The above code is designed to check to see if the VPN exists on startup - if it does not then it is automatically created, once created the connection is established.
Best Regards
Spencer
Coordinator
Sep 10, 2010 at 2:15 PM

This isn't a problem with DotRas, it's how you have your VPN connection configured. You need to turn off the RemoteDefaultGateway option for the entry.

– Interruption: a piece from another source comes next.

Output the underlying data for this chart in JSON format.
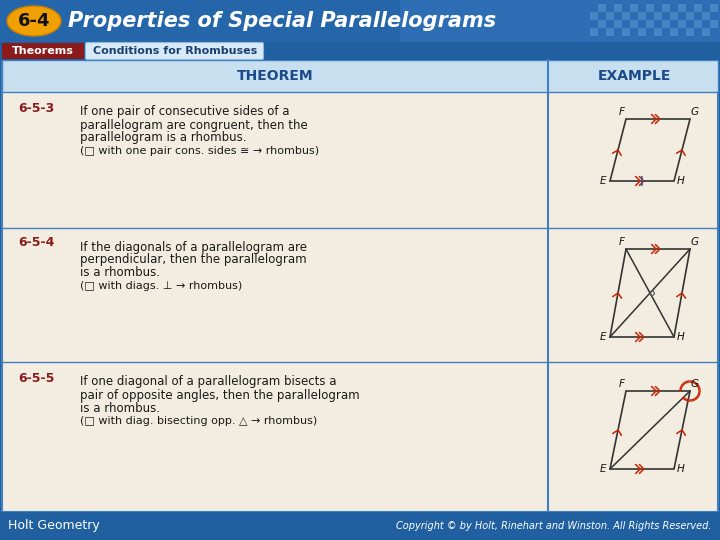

entry.Options.RemoteDefaultGateway = false;

You just need to set that option before adding the entry to the phonebook, or by calling Update on the entry after the entry has been added to the phonebook.

Sep 10, 2010 at 3:04 PM
Edited Sep 10, 2010 at 3:04 PM

Hi Jeff

I created a simplified application and I tried to do as you stated:

            this.rasPhoneBook1.Open();

            RasEntry entry = RasEntry.CreateVpnEntry("My VPN", "xxx.xxx.xxx.xxx", RasVpnStrategy.PptpFirst, RasDevice.GetDeviceByName("(PPTP)", RasDeviceType.Vpn, false) );
            entry.Options.RemoteDefaultGateway = false;

            try
            {                
                this.rasPhoneBook1.Entries.Add(entry);
            }
            catch (Exception ex)
            {
                this.statusTextBox.AppendText(string.Format("Exception: Connection Already Exists?\r\n"));
            }

However the is an issue:

Error 1 Static member 'DotRas.RasEntryOptions.RemoteDefaultGateway' cannot be accessed with an instance reference; qualify it with a type name instead C:\Development\Projects\c#\VPN DotRas\DotRas\DotRas\Form1.cs 23 13 DotRas
Error 2 The left-hand side of an assignment must be a variable, property or indexer C:\Development\Projects\c#\VPN DotRas\DotRas\DotRas\Form1.cs 23 13 DotRas

Basically from what I can see "Options" has no attribute property called "RemoteDefaultGateway".  Possibly I have done something wrong, please advise...

Best regards

Spencer

Sep 10, 2010 at 3:11 PM

Hi Jeff,

Thanks for your help - you set me on the right path.  I fixed the issue as follows:

                   entry.Options = entry.Options & ~RasEntryOptions.RemoteDefaultGateway;

I assume that is the correct method?

Thanks again

Spencer

Coordinator
Sep 10, 2010 at 4:21 PM

If you're using the 1.1 version of the SDK, yes. The 1.2 SDK redesigned that piece to make it more developer friendly.